Europe Writes the Rules and the World Pays the Price
The European Union (EU) says its digital rules promote privacy, safety, and trust. But for many countries outside Europe, these rules feel more like a drawbridge: comply or be shut out.
European policymakers often celebrate the “Brussels Effect”—the EU’s export of its regulations through market power—as a quiet form of global leadership. But while cloaked in the language of human rights and democratic governance, the reality is much more sinister. For much of the Global South, the unintended consequences of the Brussels Effect stifle domestic innovation and entrench structural inequalities in the global digital economy.
The EU’s digital rulebook is a regulatory gravity that’s pulling others down. The General Data Protection Regulation (GDPR) now shapes laws in 18 non-EU countries, not because it is the global gold standard for privacy, but because failure to conform invites exclusion from the EU’s large market.
In theory, firms could build separate systems for Europe and the rest of the world, but in practice, it would be too inefficient to run parallel systems. The result is that businesses unable to fully align with EU norms are effectively shut out.
And many countries depend heavily on the EU for trade, especially in digital services. The EU accounts for 40 percent of South Africa’s e-commerce activity. It is India’s largest trading partner, with digital services making up nearly a third of a €60 billion services trade in 2023. Through data cables and cloud partnerships, Europe is extending its infrastructure across Latin America and the Caribbean. Regulatory alignment of EU rules within non-EU contexts becomes an unspoken prerequisite for participation.
This alignment has a price, particularly when adopting rules made without emerging economies in mind. EU-style rules can confuse, disrupt, or constrain local innovation ecosystems, leaving domestic firms worse off.
In Kenya, lawmakers imported GDPR-style provisions wholesale, placing a significant burden on local innovators. Kenya’s data protection regulation requires businesses of all sizes to register a data controller or processor and pay renewal fees every two years. For many firms—especially small and micro-enterprises that form the backbone of Kenya’s economy—this represents their first encounter with a formal data protection regime. Most lack the financial, human, and technical capacity to meet the demands of an imported compliance model.
Brazil followed a similar path, incorporating many GDPR provisions into its domestic data protection law. While these rules have helped spur innovation in privacy-enhancing technologies, it has mostly been firms in the United States, Canada, and Europe that have captured this market, benefiting from their greater access to expertise and funding. Addressing such imbalances requires more than regulatory alignment—it calls for local content policies tailored to the specific needs and dynamics of national innovation ecosystems.
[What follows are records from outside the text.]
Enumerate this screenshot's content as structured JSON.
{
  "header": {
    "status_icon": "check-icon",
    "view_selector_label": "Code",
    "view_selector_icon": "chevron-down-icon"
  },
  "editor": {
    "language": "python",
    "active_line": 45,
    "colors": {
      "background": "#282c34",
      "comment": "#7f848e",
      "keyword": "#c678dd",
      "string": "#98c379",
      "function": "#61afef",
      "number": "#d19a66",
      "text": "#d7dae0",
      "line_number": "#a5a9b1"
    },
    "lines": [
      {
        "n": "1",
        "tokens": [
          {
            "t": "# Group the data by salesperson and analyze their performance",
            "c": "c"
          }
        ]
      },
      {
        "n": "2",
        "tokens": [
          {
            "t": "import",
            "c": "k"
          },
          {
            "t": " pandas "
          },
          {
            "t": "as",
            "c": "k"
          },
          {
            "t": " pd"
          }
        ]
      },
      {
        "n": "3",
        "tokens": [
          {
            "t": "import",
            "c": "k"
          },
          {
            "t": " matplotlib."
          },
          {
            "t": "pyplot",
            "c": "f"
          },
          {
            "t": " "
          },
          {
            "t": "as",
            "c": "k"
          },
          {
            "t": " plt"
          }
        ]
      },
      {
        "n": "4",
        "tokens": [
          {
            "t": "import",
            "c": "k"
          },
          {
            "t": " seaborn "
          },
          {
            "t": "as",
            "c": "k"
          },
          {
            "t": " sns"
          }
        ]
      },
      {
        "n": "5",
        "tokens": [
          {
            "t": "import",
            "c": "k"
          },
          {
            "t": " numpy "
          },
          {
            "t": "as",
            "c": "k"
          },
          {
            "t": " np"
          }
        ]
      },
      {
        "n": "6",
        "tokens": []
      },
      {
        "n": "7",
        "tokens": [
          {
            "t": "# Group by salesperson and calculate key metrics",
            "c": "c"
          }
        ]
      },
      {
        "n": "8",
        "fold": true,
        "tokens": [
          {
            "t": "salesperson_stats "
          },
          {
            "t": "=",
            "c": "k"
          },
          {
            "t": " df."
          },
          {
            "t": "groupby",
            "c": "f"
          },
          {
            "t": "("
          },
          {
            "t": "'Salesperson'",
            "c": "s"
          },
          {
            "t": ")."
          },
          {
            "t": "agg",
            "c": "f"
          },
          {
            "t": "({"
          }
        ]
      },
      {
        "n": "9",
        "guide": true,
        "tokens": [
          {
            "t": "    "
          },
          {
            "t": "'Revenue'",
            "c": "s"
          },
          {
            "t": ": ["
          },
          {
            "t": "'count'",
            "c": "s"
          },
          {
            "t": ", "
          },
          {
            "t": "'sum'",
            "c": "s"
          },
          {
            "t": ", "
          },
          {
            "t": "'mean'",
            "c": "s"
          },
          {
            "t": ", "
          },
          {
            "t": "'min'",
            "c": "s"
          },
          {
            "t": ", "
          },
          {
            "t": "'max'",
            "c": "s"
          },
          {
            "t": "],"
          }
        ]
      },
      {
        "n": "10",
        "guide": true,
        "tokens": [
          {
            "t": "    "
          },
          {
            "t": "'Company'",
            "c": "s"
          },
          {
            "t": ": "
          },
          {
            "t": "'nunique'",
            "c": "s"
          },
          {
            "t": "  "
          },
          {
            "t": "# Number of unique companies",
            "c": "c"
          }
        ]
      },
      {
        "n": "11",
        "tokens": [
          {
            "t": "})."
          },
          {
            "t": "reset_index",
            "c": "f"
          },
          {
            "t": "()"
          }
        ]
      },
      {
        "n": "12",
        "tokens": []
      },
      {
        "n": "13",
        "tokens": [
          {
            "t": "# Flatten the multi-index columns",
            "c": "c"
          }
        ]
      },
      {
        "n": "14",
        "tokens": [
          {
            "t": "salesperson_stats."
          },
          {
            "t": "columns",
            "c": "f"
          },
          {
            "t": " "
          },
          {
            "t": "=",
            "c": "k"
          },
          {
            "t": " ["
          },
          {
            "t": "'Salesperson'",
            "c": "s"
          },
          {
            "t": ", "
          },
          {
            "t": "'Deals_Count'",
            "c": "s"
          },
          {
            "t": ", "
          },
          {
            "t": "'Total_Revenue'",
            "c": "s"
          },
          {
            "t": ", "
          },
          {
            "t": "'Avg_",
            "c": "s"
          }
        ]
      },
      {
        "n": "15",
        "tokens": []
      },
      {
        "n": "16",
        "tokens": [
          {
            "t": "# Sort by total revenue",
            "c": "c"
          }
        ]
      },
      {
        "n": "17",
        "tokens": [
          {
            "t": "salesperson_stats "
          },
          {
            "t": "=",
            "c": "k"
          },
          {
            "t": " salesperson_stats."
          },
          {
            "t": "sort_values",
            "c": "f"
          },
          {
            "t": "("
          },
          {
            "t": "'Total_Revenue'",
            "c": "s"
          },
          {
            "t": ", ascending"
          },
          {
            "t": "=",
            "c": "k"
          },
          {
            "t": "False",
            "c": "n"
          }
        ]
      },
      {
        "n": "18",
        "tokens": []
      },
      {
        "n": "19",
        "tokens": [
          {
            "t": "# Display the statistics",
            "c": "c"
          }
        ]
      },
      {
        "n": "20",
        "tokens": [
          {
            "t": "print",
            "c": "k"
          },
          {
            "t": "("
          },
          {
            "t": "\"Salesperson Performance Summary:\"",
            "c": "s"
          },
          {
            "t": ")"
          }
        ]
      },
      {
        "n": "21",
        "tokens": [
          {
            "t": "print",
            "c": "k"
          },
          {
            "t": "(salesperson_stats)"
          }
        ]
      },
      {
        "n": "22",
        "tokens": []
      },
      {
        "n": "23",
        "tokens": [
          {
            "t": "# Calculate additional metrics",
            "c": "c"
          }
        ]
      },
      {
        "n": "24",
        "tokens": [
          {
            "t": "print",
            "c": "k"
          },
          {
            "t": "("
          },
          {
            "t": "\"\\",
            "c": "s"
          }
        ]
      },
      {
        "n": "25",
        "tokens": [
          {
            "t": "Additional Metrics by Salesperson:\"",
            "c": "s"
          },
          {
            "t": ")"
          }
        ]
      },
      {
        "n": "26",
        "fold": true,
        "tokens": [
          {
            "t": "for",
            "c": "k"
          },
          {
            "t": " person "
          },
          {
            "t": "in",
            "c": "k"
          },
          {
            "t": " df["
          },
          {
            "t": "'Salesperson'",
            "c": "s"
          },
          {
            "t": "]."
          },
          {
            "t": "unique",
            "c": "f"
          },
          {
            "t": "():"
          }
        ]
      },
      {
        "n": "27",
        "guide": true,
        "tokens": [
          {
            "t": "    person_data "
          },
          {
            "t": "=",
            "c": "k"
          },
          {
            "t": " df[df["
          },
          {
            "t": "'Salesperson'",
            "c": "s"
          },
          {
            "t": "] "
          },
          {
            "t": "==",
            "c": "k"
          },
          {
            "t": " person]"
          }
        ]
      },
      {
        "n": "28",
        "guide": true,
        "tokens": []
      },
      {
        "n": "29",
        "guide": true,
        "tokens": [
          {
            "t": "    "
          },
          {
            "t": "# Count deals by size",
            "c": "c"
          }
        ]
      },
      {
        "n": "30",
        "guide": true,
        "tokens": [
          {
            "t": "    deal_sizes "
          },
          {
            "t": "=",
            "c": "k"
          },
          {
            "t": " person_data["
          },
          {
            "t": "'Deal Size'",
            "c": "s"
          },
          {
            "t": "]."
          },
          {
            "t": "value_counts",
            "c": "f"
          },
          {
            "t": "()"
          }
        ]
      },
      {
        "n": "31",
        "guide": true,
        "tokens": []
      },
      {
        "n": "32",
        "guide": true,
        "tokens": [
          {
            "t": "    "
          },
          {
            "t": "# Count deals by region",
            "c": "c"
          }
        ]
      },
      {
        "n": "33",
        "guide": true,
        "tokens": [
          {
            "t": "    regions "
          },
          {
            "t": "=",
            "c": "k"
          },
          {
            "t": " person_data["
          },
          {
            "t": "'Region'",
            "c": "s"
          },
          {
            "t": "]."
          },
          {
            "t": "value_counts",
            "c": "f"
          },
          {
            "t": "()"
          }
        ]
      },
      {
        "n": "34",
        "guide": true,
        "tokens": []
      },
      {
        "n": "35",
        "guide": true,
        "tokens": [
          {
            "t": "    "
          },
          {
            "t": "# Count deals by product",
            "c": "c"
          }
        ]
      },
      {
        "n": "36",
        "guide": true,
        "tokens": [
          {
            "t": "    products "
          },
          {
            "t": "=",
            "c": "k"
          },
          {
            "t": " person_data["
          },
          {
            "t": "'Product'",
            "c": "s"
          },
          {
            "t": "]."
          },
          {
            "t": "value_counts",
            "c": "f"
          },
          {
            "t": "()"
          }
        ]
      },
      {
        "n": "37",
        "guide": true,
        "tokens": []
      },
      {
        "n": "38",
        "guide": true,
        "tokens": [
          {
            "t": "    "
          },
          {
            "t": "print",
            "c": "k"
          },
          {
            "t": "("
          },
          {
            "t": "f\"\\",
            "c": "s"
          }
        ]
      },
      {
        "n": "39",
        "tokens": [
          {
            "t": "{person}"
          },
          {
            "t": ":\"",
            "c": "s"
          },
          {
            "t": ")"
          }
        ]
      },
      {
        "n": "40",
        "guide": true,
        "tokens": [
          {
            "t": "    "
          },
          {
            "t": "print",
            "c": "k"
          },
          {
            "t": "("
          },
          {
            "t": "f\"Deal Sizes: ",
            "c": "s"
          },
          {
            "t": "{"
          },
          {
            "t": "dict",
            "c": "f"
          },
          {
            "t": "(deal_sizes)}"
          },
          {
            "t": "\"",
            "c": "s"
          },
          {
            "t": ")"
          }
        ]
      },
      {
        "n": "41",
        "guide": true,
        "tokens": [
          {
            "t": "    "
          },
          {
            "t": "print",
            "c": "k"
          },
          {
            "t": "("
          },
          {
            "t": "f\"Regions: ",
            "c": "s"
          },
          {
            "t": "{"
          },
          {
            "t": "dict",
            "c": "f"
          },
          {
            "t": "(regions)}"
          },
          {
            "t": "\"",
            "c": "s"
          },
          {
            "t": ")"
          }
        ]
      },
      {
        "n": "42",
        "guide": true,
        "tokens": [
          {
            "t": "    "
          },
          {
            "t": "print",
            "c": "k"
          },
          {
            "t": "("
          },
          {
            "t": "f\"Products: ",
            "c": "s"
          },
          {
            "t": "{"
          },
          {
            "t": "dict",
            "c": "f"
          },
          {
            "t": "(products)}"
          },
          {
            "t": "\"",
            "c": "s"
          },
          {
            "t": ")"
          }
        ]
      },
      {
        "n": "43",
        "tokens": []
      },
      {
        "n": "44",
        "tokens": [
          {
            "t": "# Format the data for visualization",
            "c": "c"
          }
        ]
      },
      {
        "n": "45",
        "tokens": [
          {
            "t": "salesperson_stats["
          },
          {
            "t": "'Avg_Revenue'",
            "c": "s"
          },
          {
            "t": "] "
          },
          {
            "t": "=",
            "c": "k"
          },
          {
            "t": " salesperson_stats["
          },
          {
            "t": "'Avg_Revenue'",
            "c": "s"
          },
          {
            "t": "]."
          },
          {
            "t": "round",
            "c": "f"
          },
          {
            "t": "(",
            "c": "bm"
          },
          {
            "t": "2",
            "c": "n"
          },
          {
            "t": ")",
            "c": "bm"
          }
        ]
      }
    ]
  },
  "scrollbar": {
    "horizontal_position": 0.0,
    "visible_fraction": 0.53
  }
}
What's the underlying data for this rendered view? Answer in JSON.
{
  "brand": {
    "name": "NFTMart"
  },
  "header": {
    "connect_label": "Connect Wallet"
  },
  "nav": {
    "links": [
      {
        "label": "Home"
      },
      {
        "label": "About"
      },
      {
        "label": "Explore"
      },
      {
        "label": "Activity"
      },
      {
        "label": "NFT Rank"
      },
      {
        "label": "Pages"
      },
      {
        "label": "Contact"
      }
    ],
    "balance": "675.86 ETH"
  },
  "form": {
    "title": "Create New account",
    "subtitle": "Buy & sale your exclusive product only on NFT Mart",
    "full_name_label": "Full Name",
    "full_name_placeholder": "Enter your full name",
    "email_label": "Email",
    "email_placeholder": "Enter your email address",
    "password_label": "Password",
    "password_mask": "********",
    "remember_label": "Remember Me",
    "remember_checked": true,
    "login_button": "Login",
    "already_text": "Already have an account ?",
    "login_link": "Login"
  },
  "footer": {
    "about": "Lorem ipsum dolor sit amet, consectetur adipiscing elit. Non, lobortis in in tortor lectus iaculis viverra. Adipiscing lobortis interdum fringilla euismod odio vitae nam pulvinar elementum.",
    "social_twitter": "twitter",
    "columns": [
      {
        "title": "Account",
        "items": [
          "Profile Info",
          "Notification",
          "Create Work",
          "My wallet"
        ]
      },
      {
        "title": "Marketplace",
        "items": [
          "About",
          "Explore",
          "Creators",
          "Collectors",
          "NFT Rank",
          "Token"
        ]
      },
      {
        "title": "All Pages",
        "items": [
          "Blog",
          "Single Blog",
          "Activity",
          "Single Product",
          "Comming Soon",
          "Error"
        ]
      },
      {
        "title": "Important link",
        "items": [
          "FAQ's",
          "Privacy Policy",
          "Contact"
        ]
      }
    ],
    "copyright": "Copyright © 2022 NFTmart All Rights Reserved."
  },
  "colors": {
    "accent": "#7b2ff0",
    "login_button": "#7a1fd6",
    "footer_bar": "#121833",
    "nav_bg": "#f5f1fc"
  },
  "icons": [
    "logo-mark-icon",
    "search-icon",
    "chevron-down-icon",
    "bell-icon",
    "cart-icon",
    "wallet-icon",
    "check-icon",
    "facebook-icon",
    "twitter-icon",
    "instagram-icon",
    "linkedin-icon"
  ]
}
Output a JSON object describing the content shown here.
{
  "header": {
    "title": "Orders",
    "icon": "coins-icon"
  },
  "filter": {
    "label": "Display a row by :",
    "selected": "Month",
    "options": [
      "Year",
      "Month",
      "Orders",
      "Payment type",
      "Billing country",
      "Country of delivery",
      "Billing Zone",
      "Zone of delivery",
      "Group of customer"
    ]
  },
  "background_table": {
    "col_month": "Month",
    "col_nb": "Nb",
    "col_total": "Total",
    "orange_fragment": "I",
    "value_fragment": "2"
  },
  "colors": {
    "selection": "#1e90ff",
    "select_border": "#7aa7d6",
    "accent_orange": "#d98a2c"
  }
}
Even within Europe, the cost of its regulatory ambition is beginning to show. The Digital Services Act (DSA) and Digital Markets Act (DMA), intended to create safer, fairer online markets, have prompted complaints of legal uncertainty and innovation chill. These frameworks, designed in a low-growth region with few global tech giants, raise serious doubts as to Europe’s suitability as a blueprint for the rest of the world.
The Brussels Effect has created a structural imbalance: countries that had no say in shaping the rules are left to bear their cost. For example, some AI companies are delaying or avoiding EU rollouts entirely, citing compliance headaches. While the EU may be willing to accept lower productivity growth as a result, other countries are increasingly resisting in favour of balanced, pre-existing measures. India and South Africa have signalled that they will not mimic the EU’s sweeping AI Act, instead adapting existing rules or developing context-specific frameworks.
Rather than blindly replicating European frameworks, countries should prioritise flexible, interoperable models that balance rights with local development needs. APEC’s Cross-Border Privacy Enforcement Arrangement, for example, facilitates cooperation without demanding one-size-fits-all alignment. It protects data and supports innovation, with room for national context and priorities to take precedence. The same approach should be taken with AI.
For too long, the EU has compelled the Global South to default to its directives, its values, and its priorities. Countries should resist pressure to conform to rules that weren’t built for them and instead build regional, dynamic frameworks tailored to their own innovation goals.